We’ve just released IXP Manager v5.3.0. The headline feature in this release is two-factor authentication (2fa) and user session management. This blog post overviews the PHP elements on how we did that.
While IXP Manager is a Laravel framework application, it uses Doctrine ORM as its database layer via the Laravel Doctrine bridge. For those curious, this really is a carry over from when IXP Manager was a Zend Framework application. For the migration, we concentrated on the controller and view elements of the MVC stack leaving the model layer on Doctrine. Over time we’ll probably migrate the model layer over to Laravel’s Eloquent.
Before reading on, it would be useful to first read the official documentation we have written aroud 2fa and user session management:
- User: https://docs.ixpmanager.org/usage/authentication/
- Developer: https://docs.ixpmanager.org/dev/authentication/
Hopefully the how we did this will be useful for anyone else in the same boat or even just trying to understand the Laravel authentication stack.
Two factor authentication (2fa) strengthens access security by
requiring two methods (also referred to as factors) to verify your
identity. Two factor authentication protects against phishing, social
engineering and password brute force attacks and secures your logins
from attackers exploiting weak or stolen credentials.
User session management allows a user to be logged in and remembered from multiple browsers / devices and to manage those sessions from within IXP Manager.
For 2fa, we used the antonioribeiro/google2fa-laravel package which is built on antonioribeiro/google2fa. If we were 100% in Laravel’s eco-system the would have been easier but because we use Doctrine, we needed to override a number of classes.
Structurally we need a database table to indicate if a user has 2fa enabled and to hold their 2fa secret – for this we created Entities\User2FA. Similarly, we have a controller to handle the UI interaction of enabling, configuring and disabling 2fa: User2FAController – this also includes generating QR codes for the typical 2fa activation process.

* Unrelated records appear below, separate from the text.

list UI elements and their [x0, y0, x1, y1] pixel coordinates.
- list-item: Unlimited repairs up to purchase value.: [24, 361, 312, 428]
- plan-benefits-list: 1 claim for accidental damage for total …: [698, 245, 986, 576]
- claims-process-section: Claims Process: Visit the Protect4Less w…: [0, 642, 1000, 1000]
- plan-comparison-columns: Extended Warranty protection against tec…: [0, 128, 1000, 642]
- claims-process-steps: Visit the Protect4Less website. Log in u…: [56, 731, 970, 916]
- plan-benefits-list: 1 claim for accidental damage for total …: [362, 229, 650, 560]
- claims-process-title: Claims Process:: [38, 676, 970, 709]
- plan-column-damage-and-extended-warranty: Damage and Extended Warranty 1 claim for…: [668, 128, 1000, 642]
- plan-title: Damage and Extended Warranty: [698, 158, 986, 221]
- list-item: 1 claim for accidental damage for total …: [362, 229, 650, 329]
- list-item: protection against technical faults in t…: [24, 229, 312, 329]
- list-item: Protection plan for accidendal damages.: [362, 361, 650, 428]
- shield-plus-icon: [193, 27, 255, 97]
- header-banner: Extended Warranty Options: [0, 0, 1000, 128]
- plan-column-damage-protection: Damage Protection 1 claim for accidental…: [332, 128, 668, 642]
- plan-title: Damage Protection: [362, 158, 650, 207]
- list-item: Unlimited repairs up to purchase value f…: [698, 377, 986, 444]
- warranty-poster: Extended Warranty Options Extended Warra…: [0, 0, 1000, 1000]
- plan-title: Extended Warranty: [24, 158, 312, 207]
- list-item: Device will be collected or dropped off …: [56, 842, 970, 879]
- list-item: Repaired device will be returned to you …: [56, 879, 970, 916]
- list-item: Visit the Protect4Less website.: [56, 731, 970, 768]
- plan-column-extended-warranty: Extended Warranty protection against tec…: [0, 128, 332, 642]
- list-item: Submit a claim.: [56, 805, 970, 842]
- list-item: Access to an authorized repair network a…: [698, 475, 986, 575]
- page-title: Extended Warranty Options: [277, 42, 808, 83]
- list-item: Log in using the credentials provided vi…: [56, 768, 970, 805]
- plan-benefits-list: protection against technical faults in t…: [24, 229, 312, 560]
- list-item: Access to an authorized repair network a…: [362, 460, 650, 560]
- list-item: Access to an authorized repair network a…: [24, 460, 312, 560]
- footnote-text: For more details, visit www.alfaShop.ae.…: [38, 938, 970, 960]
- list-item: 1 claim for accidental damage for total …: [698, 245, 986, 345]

On the user session management side, we created Entities\UserRememberToken to hold multiple tokens per user (rather than Laravel’s default single token in a column in the user’s user database entry. For the frontend UI, UserRememberTokenController allows a user to view their active sessions and invalidate (delete) them if required.
The actual mechanism of enforcing 2fa is via middleware: IXP\Http\Middleware\Google2FA. This is added, as appropriate, to web routes via the RouteServiceProvider. This will check the user’s session and if 2fa is enabled but has not been completed, then the middleware will enforce 2fa before granting access to any routes covered by it.
Note that because we also implemented user session management via long-lived cookies and because the fact that a user has passed 2fa or not is held in the session, we need to persistently store the fact in the user’s specific remember token database entry. This is done via the Google2FALoginSucceeded listener. This is then later checked in the SessionGuard – where, if we log a user in via the long-lived cookie, we also make them as having passed 2fa if so set.
Speaking of the SessionGuard, this was one of the bigger changes we had to make – we overrode the
Illuminate\Auth\SessionGuard as we needed to replace a few functions to make 2fa and user session management work. We have kept these to a minimum:
- The user() function – Laravel’s long lived session uses a single token but we require a token per device / browser. We also need to side-step 2fa for existing sessions as discussed above and allow for features such as allowing a user to delete other long-lived sessions and to provide functionality to allow these sessions to expire.
- The ensureRememberTokenIsSet() to actually create per-browser tokens (and to expire old ones).
- The queueRecallerCookie() so we can insert our own token rather than the default Laravel version.
- The cycleRememberToken() which is actually used to invalidae a token by changing it in Laravel. We override to delete the token.
Similarly we have to override the DoctrineUserProvider class to:
- Change retrieveByToken() to use our new database in which a user may have multiple sessions across different browsers / devices.
- Add addRememberToken() and purgeExpiredRememberTokens() to add and remove tokens.
We of course had to ammend the AuthServiceProvider to use our new overridden classes.
The above constitutes a bulk to the changes. Because 2fa can be enforced via middleware, it doesn’t really touch the core Laravel authentication process. The user session management was more invasive and responsible for the bulk of the changes required in the DoctrineUserProvider and SessionGuard.
While there are a lot more changes between v5.2.0 and v5.3.0 than 2fa and user session management, you can see the complete set of changes here.